La théorie du complot contre la Chine, avancée par Mo Nong, un journaliste du quotidien China Daily, a des vieux relents de guerre froide. « Pour la deuxième fois, le prix Nobel de la paix a été décerné à une personne identifiée dans le "Who’s who" de Pékin comme non pacifique ». Et le quotidien chinois en langue anglaise affirme que Liu Xiaobo, récompensé par le comité Nobel pour son combat pour les droits de l’homme en Chine, a été condamné à onze ans de prison pour « avoir ouvertement calomnié et incité d’autres à renverser le pouvoir » en place.

Un criminel qui a enfreint les lois en Chine est ainsi salué en Occident, s’emporte le journal proche du Parti communiste.
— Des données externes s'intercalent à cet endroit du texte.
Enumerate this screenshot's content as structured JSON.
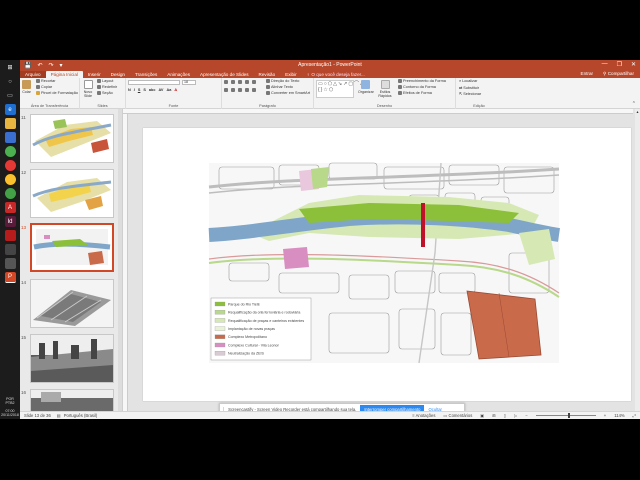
{
  "app": {
    "title": "Apresentação1 - PowerPoint",
    "quick_access": [
      "💾",
      "↶",
      "↷",
      "▾"
    ],
    "window_controls": [
      "—",
      "❐",
      "✕"
    ]
  },
  "tabs": {
    "file": "Arquivo",
    "items": [
      "Página Inicial",
      "Inserir",
      "Design",
      "Transições",
      "Animações",
      "Apresentação de Slides",
      "Revisão",
      "Exibir"
    ],
    "tell_me": "O que você deseja fazer...",
    "sign_in": "Entrar",
    "share": "Compartilhar"
  },
  "ribbon": {
    "clipboard": {
      "paste": "Colar",
      "cut": "Recortar",
      "copy": "Copiar",
      "format_painter": "Pincel de Formatação",
      "label": "Área de Transferência"
    },
    "slides": {
      "new_slide": "Novo Slide",
      "layout": "Layout",
      "reset": "Redefinir",
      "section": "Seção",
      "label": "Slides"
    },
    "font": {
      "label": "Fonte",
      "size": "18"
    },
    "paragraph": {
      "label": "Parágrafo",
      "text_direction": "Direção do Texto",
      "align_text": "Alinhar Texto",
      "smartart": "Converter em SmartArt"
    },
    "drawing": {
      "arrange": "Organizar",
      "quick_styles": "Estilos Rápidos",
      "fill": "Preenchimento da Forma",
      "outline": "Contorno da Forma",
      "effects": "Efeitos de Forma",
      "label": "Desenho"
    },
    "editing": {
      "find": "Localizar",
      "replace": "Substituir",
      "select": "Selecionar",
      "label": "Edição"
    }
  },
  "thumbnails": [
    {
      "num": "11"
    },
    {
      "num": "12"
    },
    {
      "num": "13",
      "selected": true
    },
    {
      "num": "14"
    },
    {
      "num": "15"
    },
    {
      "num": "16"
    }
  ],
  "legend": [
    {
      "color": "#8cbf3a",
      "label": "Parque do Rio Tietê"
    },
    {
      "color": "#b8d88a",
      "label": "Requalificação da orla ferroviária e rodoviária"
    },
    {
      "color": "#d6e9b4",
      "label": "Requalificação de praças e canteiros existentes"
    },
    {
      "color": "#e8f3d6",
      "label": "Implantação de novas praças"
    },
    {
      "color": "#c96a4b",
      "label": "Complexo Metropolitano"
    },
    {
      "color": "#d98ec2",
      "label": "Complexo Cultural - Vila Leonor"
    },
    {
      "color": "#d8cbd3",
      "label": "Neutralização da ZEIS"
    }
  ],
  "notification": {
    "text": "Screencastify - Screen Video Recorder está compartilhando sua tela.",
    "stop": "Interromper compartilhamento",
    "hide": "Ocultar"
  },
  "status": {
    "slide": "Slide 13 de 36",
    "language": "Português (Brasil)",
    "notes": "Anotações",
    "comments": "Comentários",
    "zoom": "114%"
  },
  "tray": {
    "lang": "POR",
    "layout": "PTB2",
    "time": "07:00",
    "date": "20/11/2018"
  },
  "colors": {
    "brand": "#b7472a",
    "river": "#7fa6c9",
    "park": "#8cbf3a",
    "complex": "#c96a4b",
    "cultural": "#d98ec2"
  }
}
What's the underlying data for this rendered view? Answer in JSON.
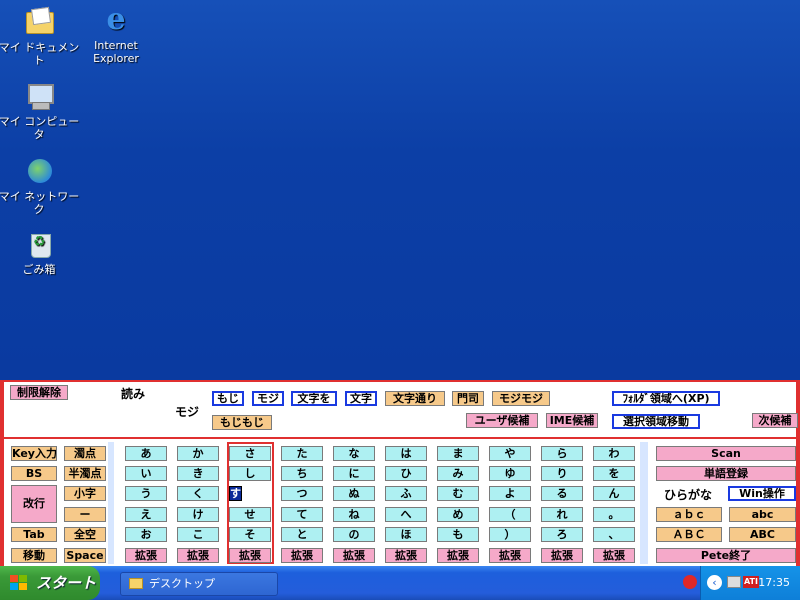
{
  "desktop": {
    "icons": [
      {
        "label": "マイ ドキュメント"
      },
      {
        "label_line1": "Internet",
        "label_line2": "Explorer"
      },
      {
        "label": "マイ コンピュータ"
      },
      {
        "label": "マイ ネットワーク"
      },
      {
        "label": "ごみ箱"
      }
    ]
  },
  "panel": {
    "release_button": "制限解除",
    "reading_label": "読み",
    "reading_value": "モジ",
    "candidates_row1": [
      "もじ",
      "モジ",
      "文字を",
      "文字",
      "文字通り",
      "門司",
      "モジモジ"
    ],
    "candidates_row2": [
      "もじもじ"
    ],
    "folder_button": "ﾌｫﾙﾀﾞ領域へ(XP)",
    "user_candidates": "ユーザ候補",
    "ime_candidates": "IME候補",
    "select_area_move": "選択領域移動",
    "next_candidates": "次候補",
    "left_keys": {
      "key_input": "Key入力",
      "dakuten": "濁点",
      "bs": "BS",
      "handakuten": "半濁点",
      "newline": "改行",
      "small": "小字",
      "dash": "ー",
      "tab": "Tab",
      "fullspace": "全空",
      "move": "移動",
      "space": "Space"
    },
    "kana_columns": [
      [
        "あ",
        "い",
        "う",
        "え",
        "お"
      ],
      [
        "か",
        "き",
        "く",
        "け",
        "こ"
      ],
      [
        "さ",
        "し",
        "す",
        "せ",
        "そ"
      ],
      [
        "た",
        "ち",
        "つ",
        "て",
        "と"
      ],
      [
        "な",
        "に",
        "ぬ",
        "ね",
        "の"
      ],
      [
        "は",
        "ひ",
        "ふ",
        "へ",
        "ほ"
      ],
      [
        "ま",
        "み",
        "む",
        "め",
        "も"
      ],
      [
        "や",
        "ゆ",
        "よ",
        "（",
        "）"
      ],
      [
        "ら",
        "り",
        "る",
        "れ",
        "ろ"
      ],
      [
        "わ",
        "を",
        "ん",
        "。",
        "、"
      ]
    ],
    "extend_label": "拡張",
    "selected_kana": "す",
    "right_keys": {
      "scan": "Scan",
      "word_register": "単語登録",
      "hiragana": "ひらがな",
      "win_operation": "Win操作",
      "abc_half": "ａｂｃ",
      "abc_lower": "abc",
      "abc_full_upper": "ＡＢＣ",
      "abc_upper": "ABC",
      "pete_exit": "Pete終了"
    }
  },
  "taskbar": {
    "start_label": "スタート",
    "task_desktop": "デスクトップ",
    "clock": "17:35"
  },
  "colors": {
    "desktop_bg": "#0c3fa6",
    "kana_key": "#aef0f2",
    "extend_key": "#f5a9c9",
    "orange_key": "#f6c98a",
    "selected_key": "#0a2a9a",
    "candidate_frame": "#1a3ae0"
  }
}
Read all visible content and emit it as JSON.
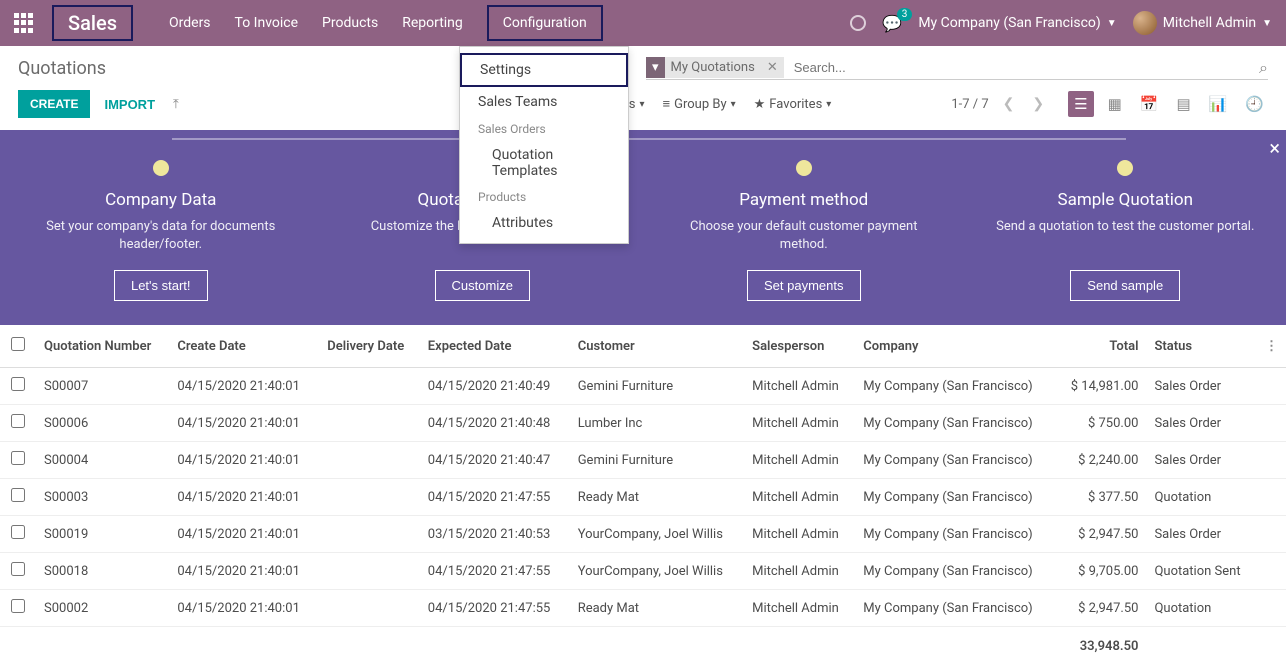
{
  "topbar": {
    "brand": "Sales",
    "menu": [
      "Orders",
      "To Invoice",
      "Products",
      "Reporting",
      "Configuration"
    ],
    "chat_badge": "3",
    "company": "My Company (San Francisco)",
    "user": "Mitchell Admin"
  },
  "dropdown": {
    "settings": "Settings",
    "sales_teams": "Sales Teams",
    "sales_orders_hdr": "Sales Orders",
    "quotation_templates": "Quotation Templates",
    "products_hdr": "Products",
    "attributes": "Attributes"
  },
  "page": {
    "title": "Quotations",
    "filter_tag": "My Quotations",
    "search_placeholder": "Search...",
    "create": "CREATE",
    "import": "IMPORT",
    "filters": "Filters",
    "groupby": "Group By",
    "favorites": "Favorites",
    "pager": "1-7 / 7"
  },
  "onboard": {
    "close": "×",
    "steps": [
      {
        "title": "Company Data",
        "desc": "Set your company's data for documents header/footer.",
        "btn": "Let's start!"
      },
      {
        "title": "Quotation Layout",
        "desc": "Customize the look of your quotations.",
        "btn": "Customize"
      },
      {
        "title": "Payment method",
        "desc": "Choose your default customer payment method.",
        "btn": "Set payments"
      },
      {
        "title": "Sample Quotation",
        "desc": "Send a quotation to test the customer portal.",
        "btn": "Send sample"
      }
    ]
  },
  "table": {
    "headers": {
      "number": "Quotation Number",
      "create": "Create Date",
      "delivery": "Delivery Date",
      "expected": "Expected Date",
      "customer": "Customer",
      "sales": "Salesperson",
      "company": "Company",
      "total": "Total",
      "status": "Status"
    },
    "rows": [
      {
        "number": "S00007",
        "create": "04/15/2020 21:40:01",
        "delivery": "",
        "expected": "04/15/2020 21:40:49",
        "customer": "Gemini Furniture",
        "sales": "Mitchell Admin",
        "company": "My Company (San Francisco)",
        "total": "$ 14,981.00",
        "status": "Sales Order"
      },
      {
        "number": "S00006",
        "create": "04/15/2020 21:40:01",
        "delivery": "",
        "expected": "04/15/2020 21:40:48",
        "customer": "Lumber Inc",
        "sales": "Mitchell Admin",
        "company": "My Company (San Francisco)",
        "total": "$ 750.00",
        "status": "Sales Order"
      },
      {
        "number": "S00004",
        "create": "04/15/2020 21:40:01",
        "delivery": "",
        "expected": "04/15/2020 21:40:47",
        "customer": "Gemini Furniture",
        "sales": "Mitchell Admin",
        "company": "My Company (San Francisco)",
        "total": "$ 2,240.00",
        "status": "Sales Order"
      },
      {
        "number": "S00003",
        "create": "04/15/2020 21:40:01",
        "delivery": "",
        "expected": "04/15/2020 21:47:55",
        "customer": "Ready Mat",
        "sales": "Mitchell Admin",
        "company": "My Company (San Francisco)",
        "total": "$ 377.50",
        "status": "Quotation"
      },
      {
        "number": "S00019",
        "create": "04/15/2020 21:40:01",
        "delivery": "",
        "expected": "03/15/2020 21:40:53",
        "customer": "YourCompany, Joel Willis",
        "sales": "Mitchell Admin",
        "company": "My Company (San Francisco)",
        "total": "$ 2,947.50",
        "status": "Sales Order"
      },
      {
        "number": "S00018",
        "create": "04/15/2020 21:40:01",
        "delivery": "",
        "expected": "04/15/2020 21:47:55",
        "customer": "YourCompany, Joel Willis",
        "sales": "Mitchell Admin",
        "company": "My Company (San Francisco)",
        "total": "$ 9,705.00",
        "status": "Quotation Sent"
      },
      {
        "number": "S00002",
        "create": "04/15/2020 21:40:01",
        "delivery": "",
        "expected": "04/15/2020 21:47:55",
        "customer": "Ready Mat",
        "sales": "Mitchell Admin",
        "company": "My Company (San Francisco)",
        "total": "$ 2,947.50",
        "status": "Quotation"
      }
    ],
    "footer_total": "33,948.50"
  }
}
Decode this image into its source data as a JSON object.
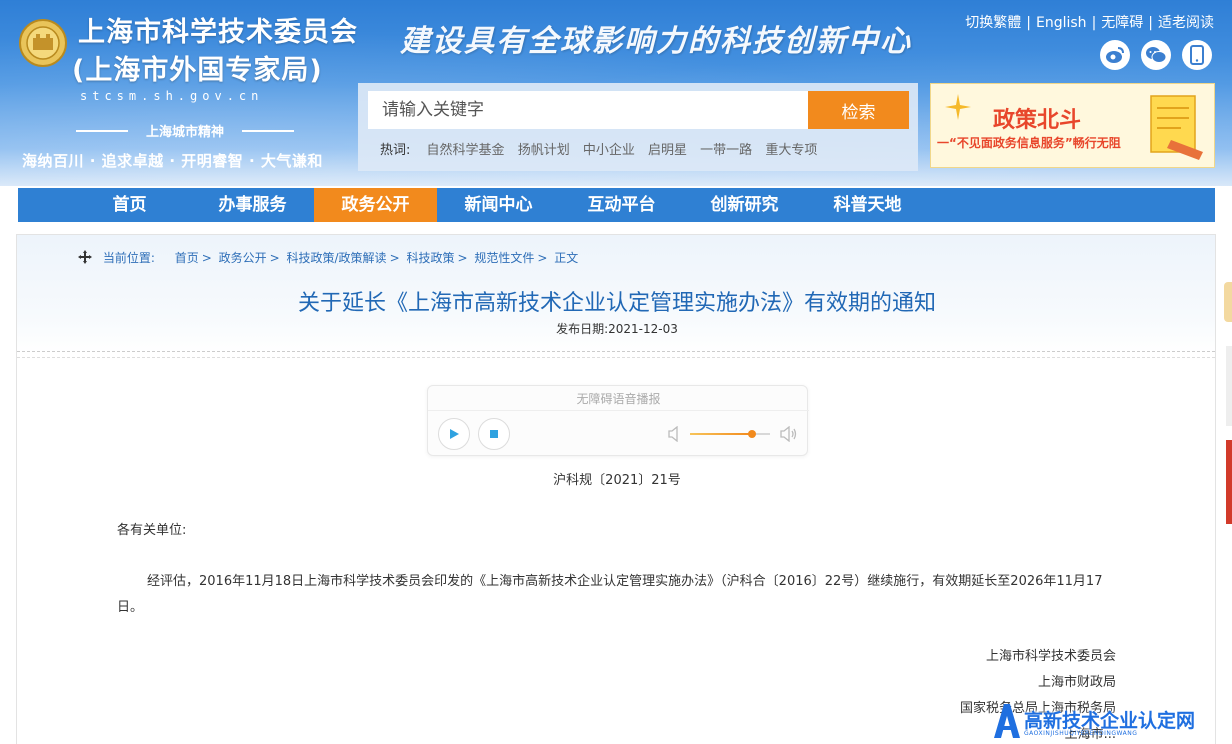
{
  "header": {
    "site_name_line1": "上海市科学技术委员会",
    "site_name_line2": "(上海市外国专家局)",
    "domain": "stcsm.sh.gov.cn",
    "spirit_title": "上海城市精神",
    "spirit_text": "海纳百川 · 追求卓越 · 开明睿智 · 大气谦和",
    "slogan": "建设具有全球影响力的科技创新中心",
    "top_links": [
      "切换繁體",
      "English",
      "无障碍",
      "适老阅读"
    ],
    "social_icons": [
      "weibo-icon",
      "wechat-icon",
      "mobile-icon"
    ]
  },
  "search": {
    "placeholder": "请输入关键字",
    "button_label": "检索",
    "hot_label": "热词:",
    "hot_words": [
      "自然科学基金",
      "扬帆计划",
      "中小企业",
      "启明星",
      "一带一路",
      "重大专项"
    ]
  },
  "promo": {
    "title": "政策北斗",
    "subtitle": "一“不见面政务信息服务”畅行无阻"
  },
  "nav": {
    "items": [
      "首页",
      "办事服务",
      "政务公开",
      "新闻中心",
      "互动平台",
      "创新研究",
      "科普天地"
    ],
    "active": "政务公开"
  },
  "breadcrumb": {
    "label": "当前位置:",
    "items": [
      "首页",
      "政务公开",
      "科技政策/政策解读",
      "科技政策",
      "规范性文件",
      "正文"
    ]
  },
  "article": {
    "title": "关于延长《上海市高新技术企业认定管理实施办法》有效期的通知",
    "date_label": "发布日期:",
    "date": "2021-12-03",
    "doc_number": "沪科规〔2021〕21号",
    "greeting": "各有关单位:",
    "body": "经评估，2016年11月18日上海市科学技术委员会印发的《上海市高新技术企业认定管理实施办法》（沪科合〔2016〕22号）继续施行，有效期延长至2026年11月17日。",
    "signatories": [
      "上海市科学技术委员会",
      "上海市财政局",
      "国家税务总局上海市税务局",
      "上海市..."
    ]
  },
  "player": {
    "title": "无障碍语音播报",
    "volume_level": 0.78
  },
  "watermark": {
    "text": "高新技术企业认定网",
    "sub": "GAOXINJISHUQIYERENDINGWANG"
  },
  "colors": {
    "nav_bg": "#2f80d3",
    "accent_orange": "#f28a1d",
    "title_blue": "#2168b5",
    "link_blue": "#2f6fb8"
  }
}
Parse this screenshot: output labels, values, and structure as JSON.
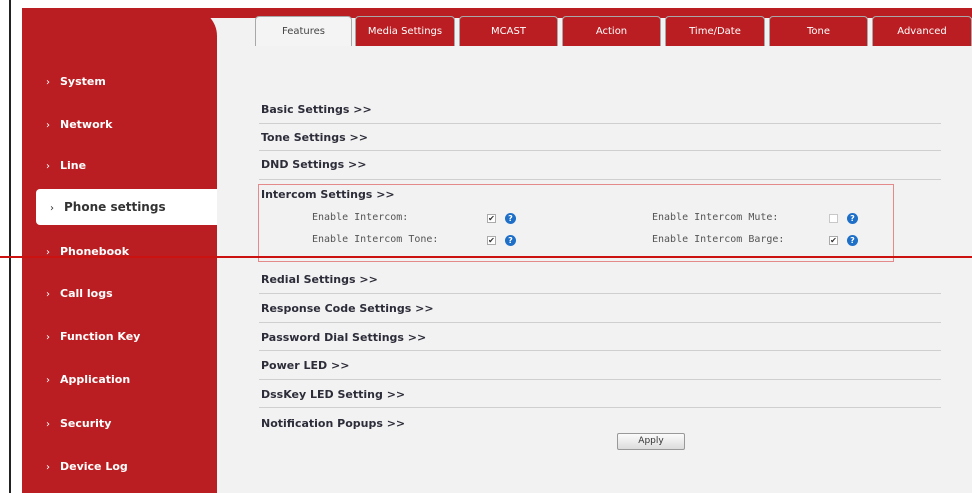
{
  "sidebar": {
    "items": [
      {
        "label": "System"
      },
      {
        "label": "Network"
      },
      {
        "label": "Line"
      },
      {
        "label": "Phone settings"
      },
      {
        "label": "Phonebook"
      },
      {
        "label": "Call logs"
      },
      {
        "label": "Function Key"
      },
      {
        "label": "Application"
      },
      {
        "label": "Security"
      },
      {
        "label": "Device Log"
      }
    ],
    "active": "Phone settings"
  },
  "tabs": [
    {
      "label": "Features"
    },
    {
      "label": "Media Settings"
    },
    {
      "label": "MCAST"
    },
    {
      "label": "Action"
    },
    {
      "label": "Time/Date"
    },
    {
      "label": "Tone"
    },
    {
      "label": "Advanced"
    }
  ],
  "sections": [
    {
      "label": "Basic Settings >>"
    },
    {
      "label": "Tone Settings >>"
    },
    {
      "label": "DND Settings >>"
    },
    {
      "label": "Intercom Settings >>"
    },
    {
      "label": "Redial Settings >>"
    },
    {
      "label": "Response Code Settings >>"
    },
    {
      "label": "Password Dial Settings >>"
    },
    {
      "label": "Power LED >>"
    },
    {
      "label": "DssKey LED Setting >>"
    },
    {
      "label": "Notification Popups >>"
    }
  ],
  "intercom": {
    "options": [
      {
        "label": "Enable Intercom:",
        "checked": true
      },
      {
        "label": "Enable Intercom Mute:",
        "checked": false
      },
      {
        "label": "Enable Intercom Tone:",
        "checked": true
      },
      {
        "label": "Enable Intercom Barge:",
        "checked": true
      }
    ]
  },
  "check_mark": "✔",
  "help_glyph": "?",
  "apply_label": "Apply",
  "colors": {
    "brand_red": "#bb1e22",
    "help_blue": "#1e6fc8",
    "highlight_border": "#e48a8a"
  }
}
Ce qui est une preuve de la profonde division entre la Chine et l’Occident. Le journal donne ainsi la définition, selon le lexique de Pékin, du mot « paix » qui définit les bonnes relations entre nations et sur lequel repose « le concept de respect mutuel et de non-interférence dans les affaires intérieures de l’autre ». Et comme en 1989 avec le Nobel décerné au dalaï-lama, le prix cette année est une preuve d’une interférence dans les affaires intérieures chinoises. Et la conclusion de Mo Nong est sans appel : « qu’on le veuille ou non le prix Nobel de la paix renforce l’impression qu’il y a un complot de l’Occident pour endiguer l’émergence de la Chine ». Un vocabulaire qui rappelle la bonne vieille théorie du containment du temps de l’ex-URSS…

Source : Les Echos, 13 octobre 2010.